Detection Configuration¶
Detection Frequency¶
The execution frequency of the detection rule.
The system defaults to the following frequencies:
- 5m (default display)
- 15m
- 30m
- 1h
- 6h
- 12h
- 24h
It also supports custom input detection frequency, formatted like: 20m (20 minutes), 2h (2 hours), 1d (1 day).
Note
Since object data reporting updates every 5 minutes, the detection frequency should be greater than 5 minutes and less than 1 day.
Detection Interval¶
The time range for querying detection Metrics each time a task is executed, affected by the detection frequency.
You can choose the default interval range provided by the system, with the corresponding relationship between detection frequency as follows:
Detection Frequency | Detection Interval |
---|---|
5m | 5m 15m 30m 1h 6h 12h 24h |
15m | 15m 30m 1h 6h 12h 24h |
30m | 30m 1h 6h 12h 24h |
1h | 1h 6h 12h 24h |
6h | 6h 12h 24h |
12h | 12h 24h |
24h | 24h |
Note
The time range for custom input detection intervals must be ≥ the time range of the detection frequency.
Detection Metrics¶
Monitored Metric data, covering various types of infrastructure:
- Infrastructure type: includes HOSTs, processes, CONTAINERS, Pods, Services, Deployments, Nodes, ReplicaSets, Jobs, CronJobs;
-
Detection Objects: supports selecting "all" or "custom" objects;
- All: detects all objects within the workspace, judging whether the last update time of the data triggers the threshold.
- Custom: limits the scope of infrastructure objects within the detection range through wildcard fuzzy matching or precise matching filtering conditions, judging whether their data's last update time triggers the threshold.
-
Additional Information: after selecting fields, the system will perform additional queries, but they are not used for triggering condition judgments.
Trigger Conditions¶
You can set trigger conditions for four alert levels: urgent, important, warning, and normal. Configure multiple trigger conditions and severity levels, and any one being met will generate an event.
Alert Levels¶
-
Urgent (red), Important (orange), Warning (yellow): based on configuration conditions to judge whether the last update time of the detection object data triggers an alert.
-
Normal (green): after the detection rule takes effect, if abnormal events occur and the data returns to normal within the custom detection count, then a recovery alert event is generated.

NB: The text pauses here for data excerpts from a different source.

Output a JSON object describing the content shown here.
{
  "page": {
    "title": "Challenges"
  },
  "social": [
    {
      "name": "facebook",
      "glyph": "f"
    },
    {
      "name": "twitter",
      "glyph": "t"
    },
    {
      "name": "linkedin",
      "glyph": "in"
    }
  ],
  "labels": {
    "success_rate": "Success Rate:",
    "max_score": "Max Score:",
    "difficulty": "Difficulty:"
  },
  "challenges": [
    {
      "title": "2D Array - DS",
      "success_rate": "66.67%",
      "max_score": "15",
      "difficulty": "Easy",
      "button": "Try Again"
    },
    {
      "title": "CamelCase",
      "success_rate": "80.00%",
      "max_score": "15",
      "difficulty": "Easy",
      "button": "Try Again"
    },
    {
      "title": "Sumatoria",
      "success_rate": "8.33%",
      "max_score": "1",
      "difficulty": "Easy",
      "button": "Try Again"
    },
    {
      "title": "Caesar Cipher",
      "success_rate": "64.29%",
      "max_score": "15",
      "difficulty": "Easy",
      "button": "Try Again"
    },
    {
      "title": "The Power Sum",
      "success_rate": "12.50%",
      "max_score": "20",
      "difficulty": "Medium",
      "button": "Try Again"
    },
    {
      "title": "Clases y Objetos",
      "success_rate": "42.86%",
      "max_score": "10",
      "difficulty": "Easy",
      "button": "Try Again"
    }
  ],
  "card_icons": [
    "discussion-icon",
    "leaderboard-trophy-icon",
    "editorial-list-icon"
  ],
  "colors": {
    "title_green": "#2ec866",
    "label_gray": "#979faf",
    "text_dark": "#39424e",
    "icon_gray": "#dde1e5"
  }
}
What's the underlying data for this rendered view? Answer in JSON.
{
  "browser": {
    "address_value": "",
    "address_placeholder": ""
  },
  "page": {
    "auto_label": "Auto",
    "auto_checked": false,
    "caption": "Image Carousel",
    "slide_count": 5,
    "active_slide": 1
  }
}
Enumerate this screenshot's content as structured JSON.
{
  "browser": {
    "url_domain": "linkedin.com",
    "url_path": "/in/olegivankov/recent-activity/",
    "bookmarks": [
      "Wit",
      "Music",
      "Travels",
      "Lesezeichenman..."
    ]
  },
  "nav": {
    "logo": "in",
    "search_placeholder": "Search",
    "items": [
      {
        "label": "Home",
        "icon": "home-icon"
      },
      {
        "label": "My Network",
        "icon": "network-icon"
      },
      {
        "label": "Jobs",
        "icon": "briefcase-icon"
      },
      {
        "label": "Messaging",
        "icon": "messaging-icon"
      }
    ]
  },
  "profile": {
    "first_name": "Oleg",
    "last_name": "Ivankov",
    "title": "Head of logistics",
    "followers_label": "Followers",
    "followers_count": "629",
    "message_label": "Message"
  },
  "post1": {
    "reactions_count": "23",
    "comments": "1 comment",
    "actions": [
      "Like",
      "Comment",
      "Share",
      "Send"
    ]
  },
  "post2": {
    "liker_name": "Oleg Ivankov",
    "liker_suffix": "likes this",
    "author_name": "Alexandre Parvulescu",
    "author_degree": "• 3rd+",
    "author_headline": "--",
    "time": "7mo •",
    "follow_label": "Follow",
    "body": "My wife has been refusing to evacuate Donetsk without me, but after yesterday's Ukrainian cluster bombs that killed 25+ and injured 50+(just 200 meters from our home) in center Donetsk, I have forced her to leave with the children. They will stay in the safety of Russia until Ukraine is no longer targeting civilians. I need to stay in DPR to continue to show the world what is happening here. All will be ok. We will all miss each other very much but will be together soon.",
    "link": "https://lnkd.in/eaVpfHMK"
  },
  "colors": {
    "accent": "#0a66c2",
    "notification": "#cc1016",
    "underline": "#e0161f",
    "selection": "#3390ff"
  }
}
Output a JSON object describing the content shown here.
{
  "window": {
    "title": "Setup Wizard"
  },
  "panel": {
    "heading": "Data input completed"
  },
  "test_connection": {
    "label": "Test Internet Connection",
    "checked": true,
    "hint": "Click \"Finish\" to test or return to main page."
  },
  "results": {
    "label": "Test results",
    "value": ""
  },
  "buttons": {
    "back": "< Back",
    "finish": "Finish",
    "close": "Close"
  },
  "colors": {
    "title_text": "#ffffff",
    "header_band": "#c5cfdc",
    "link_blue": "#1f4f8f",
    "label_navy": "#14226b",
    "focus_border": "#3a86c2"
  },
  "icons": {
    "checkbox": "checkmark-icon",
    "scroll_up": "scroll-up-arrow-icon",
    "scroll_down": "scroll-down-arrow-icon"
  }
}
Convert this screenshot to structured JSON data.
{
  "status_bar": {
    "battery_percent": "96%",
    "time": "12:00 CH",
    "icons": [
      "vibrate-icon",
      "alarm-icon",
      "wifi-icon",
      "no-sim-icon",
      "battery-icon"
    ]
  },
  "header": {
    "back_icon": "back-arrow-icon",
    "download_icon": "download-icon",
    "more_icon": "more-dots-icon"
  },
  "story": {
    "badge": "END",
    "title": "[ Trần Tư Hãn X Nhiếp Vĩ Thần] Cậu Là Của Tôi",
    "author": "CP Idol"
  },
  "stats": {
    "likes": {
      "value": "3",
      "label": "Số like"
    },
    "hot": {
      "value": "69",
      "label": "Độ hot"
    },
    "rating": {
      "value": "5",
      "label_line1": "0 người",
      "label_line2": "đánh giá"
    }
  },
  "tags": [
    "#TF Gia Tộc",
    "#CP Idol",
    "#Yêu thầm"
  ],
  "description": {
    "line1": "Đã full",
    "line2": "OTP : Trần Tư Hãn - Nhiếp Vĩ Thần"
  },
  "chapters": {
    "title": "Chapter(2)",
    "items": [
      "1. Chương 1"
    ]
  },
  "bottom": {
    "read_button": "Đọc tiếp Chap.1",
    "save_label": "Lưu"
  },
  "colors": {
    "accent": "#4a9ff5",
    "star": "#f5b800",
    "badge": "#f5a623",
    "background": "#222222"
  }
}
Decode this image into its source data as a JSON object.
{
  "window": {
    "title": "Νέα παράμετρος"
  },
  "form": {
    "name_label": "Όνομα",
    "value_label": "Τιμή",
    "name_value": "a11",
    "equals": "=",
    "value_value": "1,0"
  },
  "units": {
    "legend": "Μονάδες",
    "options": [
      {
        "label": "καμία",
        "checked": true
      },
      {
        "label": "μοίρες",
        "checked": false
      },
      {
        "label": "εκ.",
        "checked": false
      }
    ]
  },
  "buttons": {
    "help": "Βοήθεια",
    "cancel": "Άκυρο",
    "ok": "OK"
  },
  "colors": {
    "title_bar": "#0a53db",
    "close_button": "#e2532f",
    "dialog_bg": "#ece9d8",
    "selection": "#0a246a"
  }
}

For more details, refer to Event Level Description.
Detection Count¶
Based on the configured detection count, it is explained as follows:
- Each execution of a detection task counts as 1 detection, such as a detection frequency of 5 minutes, then 1 detection = 5 minutes.
- You can customize the detection count, such as a detection frequency of 5 minutes, 3 detections = 15 minutes.
- If no abnormal events occur within the detection count, then a normal event is generated.
Note
The input value range supported for configuring trigger conditions for urgent, important, and warning levels is 5~999. When the input value is less than 5, adjustments are required to avoid false alarms during detection.
Other Configurations¶
For more details, refer to Rule Configuration.